Dr. Fings leitet das Projekt Enzyklopädie des NS-Völkermordes an den Sinti und Roma in Europa an der Forschungsstelle Antiziganismus der Universität Heidelberg. Sie war zuvor langjährige stellvertretende Leiterin des NS-Dokumentationszentrums der Stadt Köln und unter anderem Mitglied der Unabhängigen Kommission Antiziganismus der Bundesregierung im Bundesministerium des Innern.

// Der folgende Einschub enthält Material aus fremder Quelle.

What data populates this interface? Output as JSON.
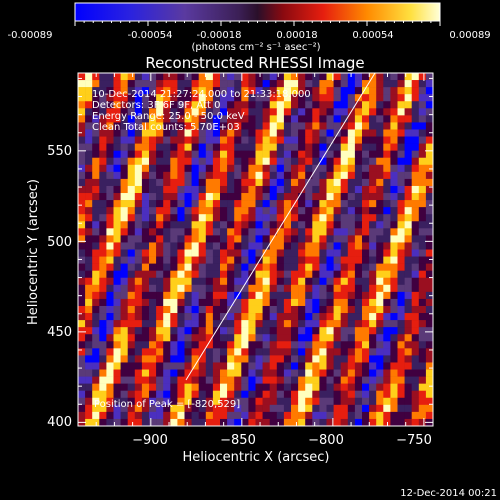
{
  "colorbar": {
    "ticks": [
      "-0.00089",
      "-0.00054",
      "-0.00018",
      "0.00018",
      "0.00054",
      "0.00089"
    ],
    "unit_label": "(photons cm⁻² s⁻¹ asec⁻²)"
  },
  "title": "Reconstructed RHESSI Image",
  "info": {
    "time": "10-Dec-2014 21:27:24.000 to 21:33:18.000",
    "detectors": "Detectors: 3F 6F 9F, Att 0",
    "energy": "Energy Range: 25.0 - 50.0 keV",
    "clean": "Clean     Total counts: 5.70E+03"
  },
  "peak_label": "Position of Peak = [-820,529]",
  "axes": {
    "xlabel": "Heliocentric X (arcsec)",
    "ylabel": "Heliocentric Y (arcsec)",
    "x_ticks": [
      "−900",
      "−850",
      "−800",
      "−750"
    ],
    "y_ticks": [
      "400",
      "450",
      "500",
      "550"
    ]
  },
  "timestamp": "12-Dec-2014 00:21",
  "colors": {
    "background": "#000000",
    "text": "#ffffff",
    "colormap": [
      "#0000ff",
      "#4b2fbf",
      "#5a3a78",
      "#3a2060",
      "#400040",
      "#9a0f20",
      "#e61e0f",
      "#ff7a00",
      "#ffcf1a",
      "#ffffbe"
    ]
  }
}
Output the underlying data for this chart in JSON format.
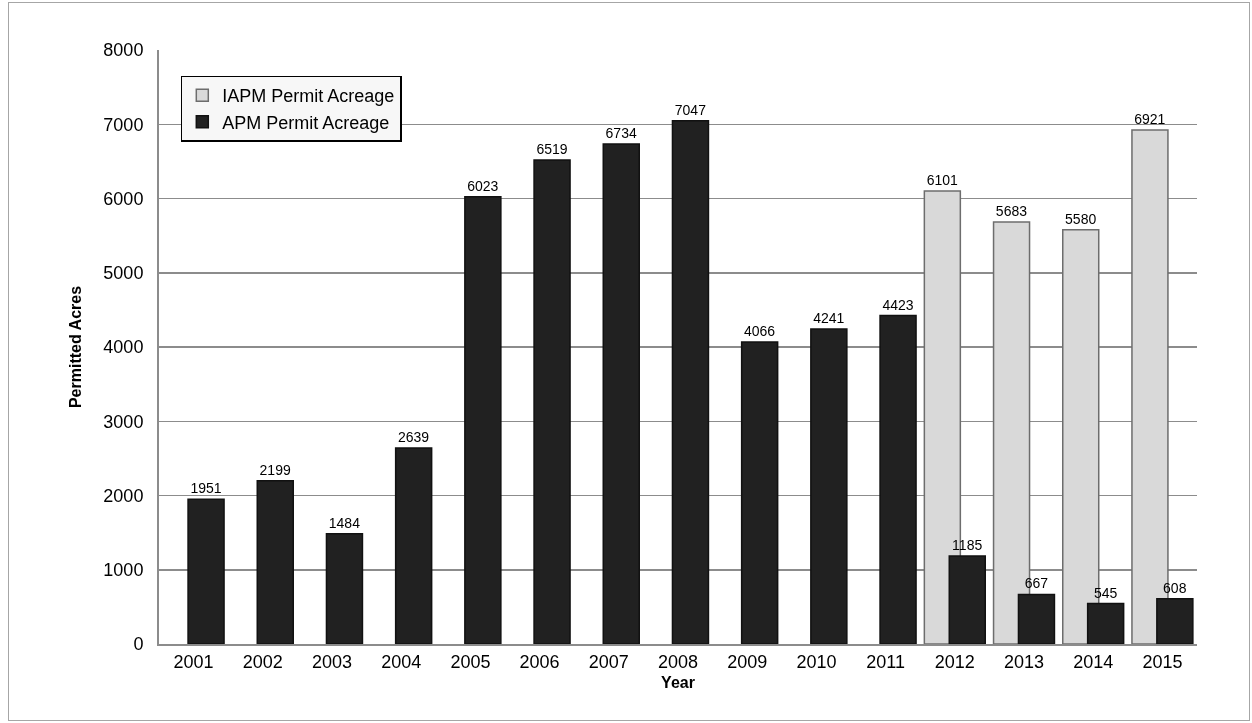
{
  "chart_data": {
    "type": "bar",
    "xlabel": "Year",
    "ylabel": "Permitted Acres",
    "categories": [
      "2001",
      "2002",
      "2003",
      "2004",
      "2005",
      "2006",
      "2007",
      "2008",
      "2009",
      "2010",
      "2011",
      "2012",
      "2013",
      "2014",
      "2015"
    ],
    "series": [
      {
        "name": "IAPM Permit Acreage",
        "color": "#d9d9d9",
        "values": [
          null,
          null,
          null,
          null,
          null,
          null,
          null,
          null,
          null,
          null,
          null,
          6101,
          5683,
          5580,
          6921
        ]
      },
      {
        "name": "APM Permit Acreage",
        "color": "#212121",
        "values": [
          1951,
          2199,
          1484,
          2639,
          6023,
          6519,
          6734,
          7047,
          4066,
          4241,
          4423,
          1185,
          667,
          545,
          608
        ]
      }
    ],
    "ylim": [
      0,
      8000
    ],
    "yticks": [
      0,
      1000,
      2000,
      3000,
      4000,
      5000,
      6000,
      7000,
      8000
    ],
    "grid": "y",
    "legend": "top left",
    "data_labels": true
  }
}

„Im Feld ‚Besondere Merkmale‘ stand dann neben ‚Muttermal auf der linken Wange‘ auch, dass die Person auf dem Unterarm die in Auschwitz tätowierte Häftlingsnummer trägt.“ – Dr. Karola Dings

In ihrem Vortrag skizzierte Dr. Fings die Geschichte rassistischer Verfolgung der Sinti und Roma und stellte immer wieder Bezüge zur Wiesbadener Stadtgeschichte her. So berichtete sie über das Schicksal von Spinetta Weimar und Robert Ebender, die aus Wiesbaden stammten und mehrere Konzentrationslager überlebten. Sie sprach über Sylvester Lampert, der mit seiner Familie in Wiesbaden lebte. Er war von seiner Festnahme wenige Tage vor der Deportation völlig überrascht und konnte es kaum glauben als Polizisten ihn 1943 an seiner Arbeitsstelle festnahmen. Koordiniert wurden die Verfolgung und Deportation der Sinti durch die Kriminalpolizei mit Sitz in Bierstadt. Bruder Alfons, ebenso wie die meisten Mitglieder der Familie Lampert, überlebte Auschwitz nicht. An Sylvester Lampert wurden im Konzentrationslager Auschwitz medizinische Versuche durchgeführt. Die Folgen der Haft begleiteten ihn ein Leben lang. Dr. Fings wies außerdem auf das Schicksal von Siegfried Schneck hin. Er wuchs im Kinderheim Mulfingen auf. 1944 – Schneck war gerade 13 Jahre – wurde er verhaftet, nach Auschwitz gebracht und im gleichen Jahr ermordet. Schnecks Schicksal ist eines von hunderttausenden. Dr. Fings wies in ihrem Vortrag darauf hin, dass das sogenannte Familienlager in Auschwitz ein Symbol für den Völkermord ist. Die Mehrheit der Sinti und Roma wurde im sogenannten Holocaust durch Kugeln ermordet. Sie wurden erschossen. Die Historikerin unterstrich ihre Feststellung mithilfe einer Karte, die Orte von Massenerschießungen auf dem heutigen Gebiet der Ukraine visualisiert.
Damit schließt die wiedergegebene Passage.